Mariana Milan’s mother and father immigrated to the United States from Colombia and Mexico, respectively, and did everything they could to support their daughter’s academic journey. Her mother is a house cleaner and her father, a painting foreman. They provided as much financial support as possible. But since Milan’s parents didn’t attend college, she had to figure out processes like applications and financial aid by herself.
“I didn’t know about the resources that could have contributed to my success,” Milan said.
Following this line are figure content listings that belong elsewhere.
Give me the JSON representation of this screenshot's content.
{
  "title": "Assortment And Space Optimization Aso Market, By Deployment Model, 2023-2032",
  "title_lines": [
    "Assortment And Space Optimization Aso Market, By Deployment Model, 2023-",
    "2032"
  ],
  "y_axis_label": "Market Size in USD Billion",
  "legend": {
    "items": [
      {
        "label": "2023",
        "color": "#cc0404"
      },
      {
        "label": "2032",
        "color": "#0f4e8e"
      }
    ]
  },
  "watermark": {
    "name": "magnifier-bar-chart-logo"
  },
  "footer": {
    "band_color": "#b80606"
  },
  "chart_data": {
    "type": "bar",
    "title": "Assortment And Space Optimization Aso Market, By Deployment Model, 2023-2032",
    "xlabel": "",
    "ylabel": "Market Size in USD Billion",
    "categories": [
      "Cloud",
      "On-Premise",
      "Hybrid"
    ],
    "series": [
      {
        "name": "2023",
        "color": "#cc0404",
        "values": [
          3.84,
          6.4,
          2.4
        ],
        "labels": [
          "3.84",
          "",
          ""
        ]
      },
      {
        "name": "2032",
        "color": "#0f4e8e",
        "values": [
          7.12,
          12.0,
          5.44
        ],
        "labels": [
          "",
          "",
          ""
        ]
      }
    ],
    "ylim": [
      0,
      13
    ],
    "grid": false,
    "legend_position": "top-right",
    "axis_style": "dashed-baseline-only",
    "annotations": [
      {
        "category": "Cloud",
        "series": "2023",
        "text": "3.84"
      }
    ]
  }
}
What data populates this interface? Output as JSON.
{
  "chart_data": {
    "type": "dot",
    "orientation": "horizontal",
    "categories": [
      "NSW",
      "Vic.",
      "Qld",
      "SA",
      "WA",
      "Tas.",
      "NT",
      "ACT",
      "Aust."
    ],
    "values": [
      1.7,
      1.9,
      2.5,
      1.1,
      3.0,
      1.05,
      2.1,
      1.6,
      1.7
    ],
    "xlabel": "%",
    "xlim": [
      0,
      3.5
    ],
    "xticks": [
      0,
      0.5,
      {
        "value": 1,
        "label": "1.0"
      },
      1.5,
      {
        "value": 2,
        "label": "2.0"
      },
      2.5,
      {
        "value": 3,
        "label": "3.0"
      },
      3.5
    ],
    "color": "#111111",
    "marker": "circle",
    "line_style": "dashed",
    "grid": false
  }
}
According to Milan, many Hispanic students are first-generation college-goers and encounter similar obstacles. Based on her experience, she has guided her younger siblings as well as other members of the Latinx community. While enrolled in the Regynald G. Washington Master of Global Hospitality Management program at the Robinson College of Business, Milan served as a graduate administrative assistant for Georgia State’s Latinx Student Service and Outreach (LASSO) unit. LASSO’s primary function is to empower and advance Latinx students. In her role, Milan worked with a group of undergraduates who received the Goizueta Foundation Leadership Pipeline Scholarship. Milan mentored them throughout their freshman year, offering assistance with resume editing and homework assignments. She and her colleagues also organized career-oriented workshops and guest speaker events.
“Many of these students have to take care of their little brothers and sisters, and cook and clean for their families, especially if their parents have two jobs,” Milan said. “Those types of issues prevent them from studying and going to school. We were their support system–to stay in school and graduate.”
Milan also volunteered with the Latin American Association (LAA) while earning an undergraduate degree in finance at Georgia Gwinnett College. She helped with the LAA’s annual Latino Youth Leadership Conference, which focuses on inspiring middle and high school students across Georgia to pursue higher education and reach their full career potential.
“It was rewarding to set a good example for those kids,” Milan said.
Service to the Latinx community is part of Milan’s long-term career plan. She finished her master’s degree in August.
“I’ve done a lot of research on the lack of Hispanics in leadership positions in the hospitality industry,” she said. “Recruiting and training them to fill executive roles in the field would be ideal.”